The forests are now there in plain sight, verdant green around the village in the valley. There is enough fuel wood and fodder for the community and the group is now poised to earn more from various income-earning schemes.
The Godavari valley, known for its magnificent view of the Phulchoki forests of the Himalayas and its lush, fertile valley, is a popular tourist spot in Nepal. The village has in recent decades earned money from tourism-related activities.
But the members of the executive committee, which also feature the wife and daughter-in-law of general secretary Silwal, defend the committee’s attempts at poverty alleviation through tourism.
"We made this hall as a ‘picnic stall’ to rent out to various tourist groups that come from Kathmandu to the valley. We earned 1,205 dollars as rental last year," says Silwal.
The community group has laid out around 20 water taps in the village, and included one government school and three monasteries in its user group.
"We are not sharing school expenses yet, but we have provided scholarships for members’ children," says Silwal.
The group, which meets every Saturday, has now decided to form a separate group consisting of, and helping, low-income households.
"We need to wait for another generation to see equal inclusion of all castes and classes into these community forestry groups," says Samden Sherpa, head of ICIMOD’s Godavari training centre.
A 2009 study by the Washington-based International Food Policy Research Institute (IFPRI) noted that "a continuing challenge is to ensure equitable distribution of benefits to women and marginalised groups."
IFPRI recommended "responsiveness of government and policymakers to a multi-stakeholder collaborative learning process," noting that since 70 percent of Nepal’s population depended on agriculture community management of forests has been "a critically important intervention."
The programme has evolved from a protection-oriented, conservation-focused agenda to a much more broad-based strategy for forest use, enterprise development, and livelihood improvement with a third of Nepal’s population directly managing one-fourth of Nepal’s forest area.
In 2008, after a 10-year civil war, Nepal abolished its monarchy and became federal republic. But, this country of 27 million people is yet to decide on how best to make the transition to democracy under a permanent new constitution.
ICIMOD, meanwhile, has been conducting three pilot schemes, with help from the Norwegian Agency for Development Co-operation (NORAD), on REDD +, the UNFCCC’s new plan on reducing emissions from deforestation and degradation, together with livelihood options.
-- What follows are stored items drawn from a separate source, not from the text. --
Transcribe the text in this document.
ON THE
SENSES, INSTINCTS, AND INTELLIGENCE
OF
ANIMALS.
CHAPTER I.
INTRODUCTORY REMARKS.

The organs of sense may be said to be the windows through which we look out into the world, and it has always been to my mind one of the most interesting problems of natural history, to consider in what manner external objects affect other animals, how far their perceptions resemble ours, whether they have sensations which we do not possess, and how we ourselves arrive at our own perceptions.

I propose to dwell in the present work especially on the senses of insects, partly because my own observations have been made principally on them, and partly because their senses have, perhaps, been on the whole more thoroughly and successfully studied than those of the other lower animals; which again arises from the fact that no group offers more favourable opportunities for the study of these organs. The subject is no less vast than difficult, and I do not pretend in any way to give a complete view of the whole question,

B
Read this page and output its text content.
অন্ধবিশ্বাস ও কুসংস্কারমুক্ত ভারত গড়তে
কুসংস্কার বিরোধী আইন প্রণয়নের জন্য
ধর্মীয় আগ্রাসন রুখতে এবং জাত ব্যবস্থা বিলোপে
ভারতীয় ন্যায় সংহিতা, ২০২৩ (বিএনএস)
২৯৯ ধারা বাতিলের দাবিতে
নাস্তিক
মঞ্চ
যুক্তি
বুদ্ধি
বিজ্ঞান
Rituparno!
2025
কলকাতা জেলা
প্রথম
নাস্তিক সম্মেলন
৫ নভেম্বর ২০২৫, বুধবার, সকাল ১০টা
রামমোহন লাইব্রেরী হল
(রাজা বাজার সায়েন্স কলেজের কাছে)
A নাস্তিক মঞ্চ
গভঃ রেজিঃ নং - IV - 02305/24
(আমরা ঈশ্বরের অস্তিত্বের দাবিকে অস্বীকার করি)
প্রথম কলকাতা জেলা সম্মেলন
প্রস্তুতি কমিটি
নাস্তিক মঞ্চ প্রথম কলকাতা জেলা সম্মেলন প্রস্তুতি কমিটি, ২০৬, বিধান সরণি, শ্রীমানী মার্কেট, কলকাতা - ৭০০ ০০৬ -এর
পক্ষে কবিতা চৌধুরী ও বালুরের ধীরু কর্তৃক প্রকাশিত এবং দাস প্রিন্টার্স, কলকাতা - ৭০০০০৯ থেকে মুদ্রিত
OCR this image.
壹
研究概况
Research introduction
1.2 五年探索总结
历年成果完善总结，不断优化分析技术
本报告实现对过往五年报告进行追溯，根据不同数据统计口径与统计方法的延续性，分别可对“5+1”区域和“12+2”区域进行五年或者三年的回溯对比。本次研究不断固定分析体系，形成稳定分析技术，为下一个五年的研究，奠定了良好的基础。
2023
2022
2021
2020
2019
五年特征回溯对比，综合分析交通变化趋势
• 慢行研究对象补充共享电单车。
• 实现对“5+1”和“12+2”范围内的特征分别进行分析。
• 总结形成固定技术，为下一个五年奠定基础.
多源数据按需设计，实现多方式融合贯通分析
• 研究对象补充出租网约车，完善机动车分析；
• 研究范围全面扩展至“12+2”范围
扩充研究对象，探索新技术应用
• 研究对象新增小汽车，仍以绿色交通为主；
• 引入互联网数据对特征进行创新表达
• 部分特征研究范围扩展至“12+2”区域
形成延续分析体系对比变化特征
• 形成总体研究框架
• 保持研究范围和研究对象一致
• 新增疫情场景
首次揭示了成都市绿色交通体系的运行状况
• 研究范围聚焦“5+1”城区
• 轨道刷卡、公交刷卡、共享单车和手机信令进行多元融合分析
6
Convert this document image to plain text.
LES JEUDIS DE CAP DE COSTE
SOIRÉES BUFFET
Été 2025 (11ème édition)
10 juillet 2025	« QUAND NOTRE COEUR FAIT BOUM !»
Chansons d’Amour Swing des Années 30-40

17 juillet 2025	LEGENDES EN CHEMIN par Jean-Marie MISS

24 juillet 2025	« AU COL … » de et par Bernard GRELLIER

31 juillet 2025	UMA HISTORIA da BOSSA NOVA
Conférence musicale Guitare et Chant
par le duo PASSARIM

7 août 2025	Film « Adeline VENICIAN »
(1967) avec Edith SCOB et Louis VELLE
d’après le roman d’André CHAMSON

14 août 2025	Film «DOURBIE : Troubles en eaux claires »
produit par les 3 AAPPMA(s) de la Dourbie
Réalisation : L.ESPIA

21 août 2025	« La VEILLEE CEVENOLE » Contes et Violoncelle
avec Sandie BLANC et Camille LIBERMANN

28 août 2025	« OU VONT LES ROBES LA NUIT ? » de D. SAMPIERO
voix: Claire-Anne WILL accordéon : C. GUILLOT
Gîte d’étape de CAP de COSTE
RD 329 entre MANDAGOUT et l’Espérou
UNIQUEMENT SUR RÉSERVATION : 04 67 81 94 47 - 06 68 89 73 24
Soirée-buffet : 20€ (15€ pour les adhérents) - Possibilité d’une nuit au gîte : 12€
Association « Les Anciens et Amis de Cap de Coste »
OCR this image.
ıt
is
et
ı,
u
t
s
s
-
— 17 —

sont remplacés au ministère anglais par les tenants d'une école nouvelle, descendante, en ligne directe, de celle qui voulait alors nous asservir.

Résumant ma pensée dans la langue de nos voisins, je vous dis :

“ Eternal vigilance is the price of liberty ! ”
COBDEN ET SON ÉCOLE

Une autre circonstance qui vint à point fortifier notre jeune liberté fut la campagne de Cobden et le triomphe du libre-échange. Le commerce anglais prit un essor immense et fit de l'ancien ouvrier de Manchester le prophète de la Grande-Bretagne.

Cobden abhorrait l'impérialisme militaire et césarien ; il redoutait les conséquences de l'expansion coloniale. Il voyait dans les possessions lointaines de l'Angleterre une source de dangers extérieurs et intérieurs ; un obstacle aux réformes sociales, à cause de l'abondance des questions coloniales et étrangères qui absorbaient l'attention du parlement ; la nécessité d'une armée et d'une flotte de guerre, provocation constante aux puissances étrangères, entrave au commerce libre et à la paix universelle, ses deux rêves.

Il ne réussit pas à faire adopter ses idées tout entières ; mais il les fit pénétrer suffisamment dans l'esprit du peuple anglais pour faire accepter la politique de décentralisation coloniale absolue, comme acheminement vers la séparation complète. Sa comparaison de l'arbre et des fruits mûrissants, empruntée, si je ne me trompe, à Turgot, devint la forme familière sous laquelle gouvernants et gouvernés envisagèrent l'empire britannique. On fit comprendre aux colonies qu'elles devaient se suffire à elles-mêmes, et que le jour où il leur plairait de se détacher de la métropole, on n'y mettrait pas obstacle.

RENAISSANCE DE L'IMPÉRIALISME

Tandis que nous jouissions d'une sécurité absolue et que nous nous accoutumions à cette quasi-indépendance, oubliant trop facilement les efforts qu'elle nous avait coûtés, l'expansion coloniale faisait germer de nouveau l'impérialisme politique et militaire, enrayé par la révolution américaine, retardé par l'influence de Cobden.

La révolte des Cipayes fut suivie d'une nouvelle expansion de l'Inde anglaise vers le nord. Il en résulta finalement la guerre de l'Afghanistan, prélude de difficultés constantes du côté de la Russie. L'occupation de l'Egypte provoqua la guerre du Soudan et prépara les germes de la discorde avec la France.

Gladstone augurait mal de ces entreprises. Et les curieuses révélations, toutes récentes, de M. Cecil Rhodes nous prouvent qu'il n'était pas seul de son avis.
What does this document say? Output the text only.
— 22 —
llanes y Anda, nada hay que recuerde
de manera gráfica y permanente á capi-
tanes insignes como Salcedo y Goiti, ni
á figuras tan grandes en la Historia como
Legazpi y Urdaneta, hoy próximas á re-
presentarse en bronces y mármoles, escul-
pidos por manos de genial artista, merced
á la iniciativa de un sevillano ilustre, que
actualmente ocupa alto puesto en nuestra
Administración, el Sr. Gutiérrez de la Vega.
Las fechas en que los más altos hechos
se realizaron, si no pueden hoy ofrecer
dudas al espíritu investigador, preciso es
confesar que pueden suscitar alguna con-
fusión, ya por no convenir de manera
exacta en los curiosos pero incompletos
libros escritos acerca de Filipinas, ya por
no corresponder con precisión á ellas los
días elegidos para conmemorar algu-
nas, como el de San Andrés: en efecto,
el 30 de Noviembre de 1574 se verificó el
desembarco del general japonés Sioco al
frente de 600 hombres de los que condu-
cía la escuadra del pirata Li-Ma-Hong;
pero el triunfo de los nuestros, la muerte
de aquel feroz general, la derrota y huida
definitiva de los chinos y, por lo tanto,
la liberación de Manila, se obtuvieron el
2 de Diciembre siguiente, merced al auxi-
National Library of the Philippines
Begun in 2009 with 104 community forest groups and covering nearly 28,000 hectares in east, west and central Nepal, ICIMOD’s REDD+ runs the Carbon Trust Fund, one of the world’s first, with capital from NORAD.
The fund pays for carbon sequestered through sustainable community forestry, aiming to generate enough money through future carbon stocks to run itself.
Payment depends on performance criteria combined with socioeconomic benefits, and has a training system for measuring conserved carbon.
"We are already in touch with government authorities to take this initiative into policy practice," says ICIMOD’s Eak Bahadur Rana, in charge of REDD+.